Tom Junod is senior writer for ESPN, where his work has won an Emmy and the Dan Jenkins Medal for Excellence in Sports writing. He is a two-time winner of the National Magazine Award for Feature Writing, and a winner of the James Beard Award for essay writing. For Esquire’s 75th Anniversary, the editors of the magazine selected his 9/11 story “The Falling Man” as one of the seven top stories in Esquire’s history. In 2019, his story on beloved children’s TV host Fred Rogers, “Can You Say…Hero?,” served as the basis for the movie “A Beautiful Day in The Neighborhood,” starring Tom Hanks and Matthew Rhys. His memoir, “In the Days of My Youth I Was Told What It Means to Be a Man” will be published by Doubleday this March 2026.
Dr. Eric Calderwood is a Professor of Comparative Literature at the University of Illinois Urbana-Champaign, where he is also the Director of the Center for South Asian and Middle Eastern Studies. He received his PhD from Harvard University in 2011. His first book, Colonial al-Andalus: Spain and the Making of Modern Moroccan Culture, was published by the Belknap Press of Harvard University Press in 2018. It has been translated into Arabic and Spanish and has won several awards, including the 2019 L. Carl Brown AIMS Book Prize in North African Studies. His second book, On Earth or in Poems: The Many Lives of al-Andalus, was published by Harvard University Press in 2023. It was a finalist for the Sheikh Zayed Book Award in 2024 and received honorable mention for the Aldo and Jeanne Scaglione Prize for Comparative Literary Studies from the Modern Language Association. Calderwood’s current book project, tentatively titled “Babel’s Bounty,” explores the politics and aesthetics of multilingual creativity and artistry in the western Mediterranean world, from the medieval period to the present. In addition to his scholarship, Calderwood has contributed essays and commentary to public-facing venues like Foreign Policy, McSweeney’s, the afikra Podcast, NPR, and the BBC.

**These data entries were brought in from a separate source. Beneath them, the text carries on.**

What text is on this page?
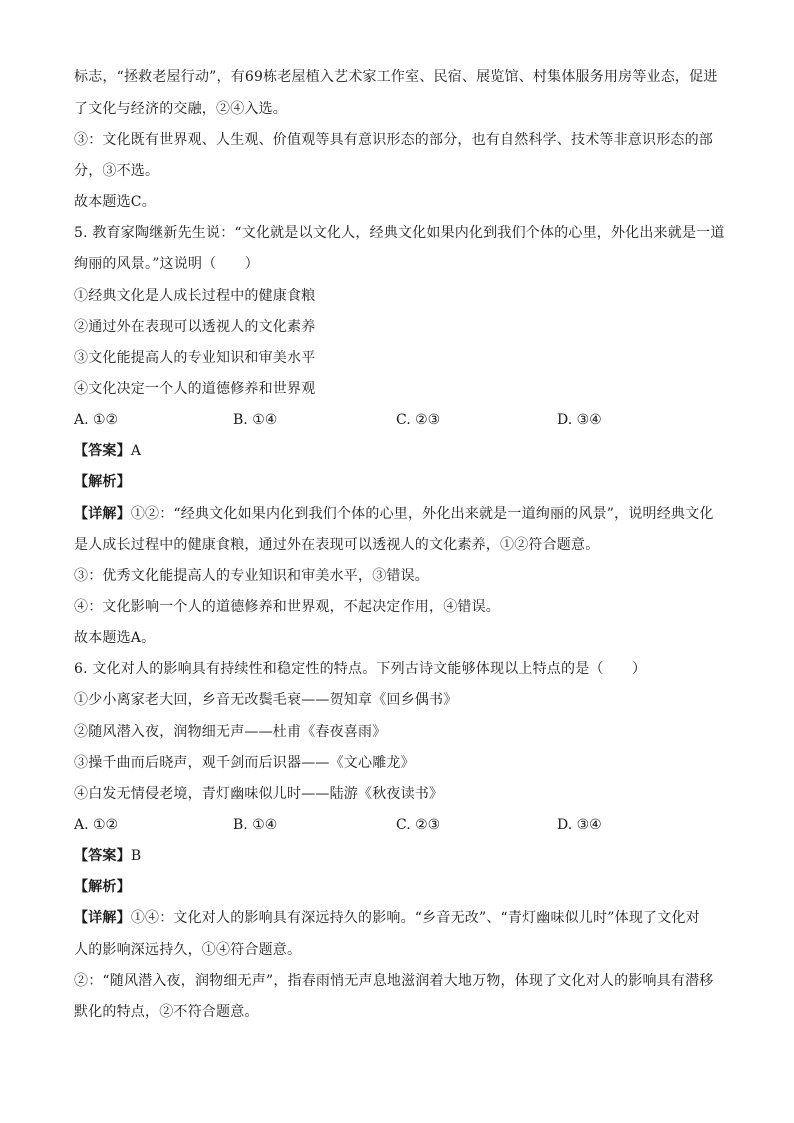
标志，“拯救老屋行动”，有69栋老屋植入艺术家工作室、民宿、展览馆、村集体服务用房等业态，促进
了文化与经济的交融，②④入选。
③：文化既有世界观、人生观、价值观等具有意识形态的部分，也有自然科学、技术等非意识形态的部
分，③不选。
故本题选C。
5. 教育家陶继新先生说：“文化就是以文化人，经典文化如果内化到我们个体的心里，外化出来就是一道
绚丽的风景。”这说明（　　）
①经典文化是人成长过程中的健康食粮
②通过外在表现可以透视人的文化素养
③文化能提高人的专业知识和审美水平
④文化决定一个人的道德修养和世界观
A. ①②	B. ①④	C. ②③	D. ③④
【答案】A
【解析】
【详解】①②：“经典文化如果内化到我们个体的心里，外化出来就是一道绚丽的风景”，说明经典文化
是人成长过程中的健康食粮，通过外在表现可以透视人的文化素养，①②符合题意。
③：优秀文化能提高人的专业知识和审美水平，③错误。
④：文化影响一个人的道德修养和世界观，不起决定作用，④错误。
故本题选A。
6. 文化对人的影响具有持续性和稳定性的特点。下列古诗文能够体现以上特点的是（　　）
①少小离家老大回，乡音无改鬓毛衰——贺知章《回乡偶书》
②随风潜入夜，润物细无声——杜甫《春夜喜雨》
③操千曲而后晓声，观千剑而后识器——《文心雕龙》
④白发无情侵老境，青灯幽味似儿时——陆游《秋夜读书》
A. ①②	B. ①④	C. ②③	D. ③④
【答案】B
【解析】
【详解】①④：文化对人的影响具有深远持久的影响。“乡音无改”、“青灯幽味似儿时”体现了文化对
人的影响深远持久，①④符合题意。
②：“随风潜入夜，润物细无声”，指春雨悄无声息地滋润着大地万物，体现了文化对人的影响具有潜移
默化的特点，②不符合题意。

Dr. C.J. Sentell, born on a nut farm in Louisiana, C.J. has lived in Nashville for nearly 20 years. In 2009 he began farming in Joelton as the experimental apparatus to his dissertation on the relationship between freedom and food, slavery and agriculture. At Ecotone Farm he raised organic eggs and poultry, pastured pork and grass-fed beef and lamb, all animal welfare approved and marketed farm-to-fork. From 2009-14, C.J. served on the Board of Directors for the Southern Sustainable Agriculture Working Group and later helped develop the Strategic Vision of the Agrarian Trust with the Schumacher Center for New Economics. Prior to coming to TNFP, C.J. Served as the Executive Director of Forge, a Community Development Financial Institution (CDFI) in Arkansas, where he helped underserved farmers and entrepreneurs access capital and technical assistance to start and run successful small businesses. Before that, C.J. served as the Curriculum Director for Brightwater: a center for the study of food - the first culinary school in the country based on a food systems approach - and helped found the Grass Roots Farmers' Cooperative. An Alumnus of Hendrix College, C.J. holds a master's degree from Cambridge University and a doctorate from Vanderbilt University. In addition to taking care of his beloved herd of cattle, C.J. enjoys spending time with his wife and three children.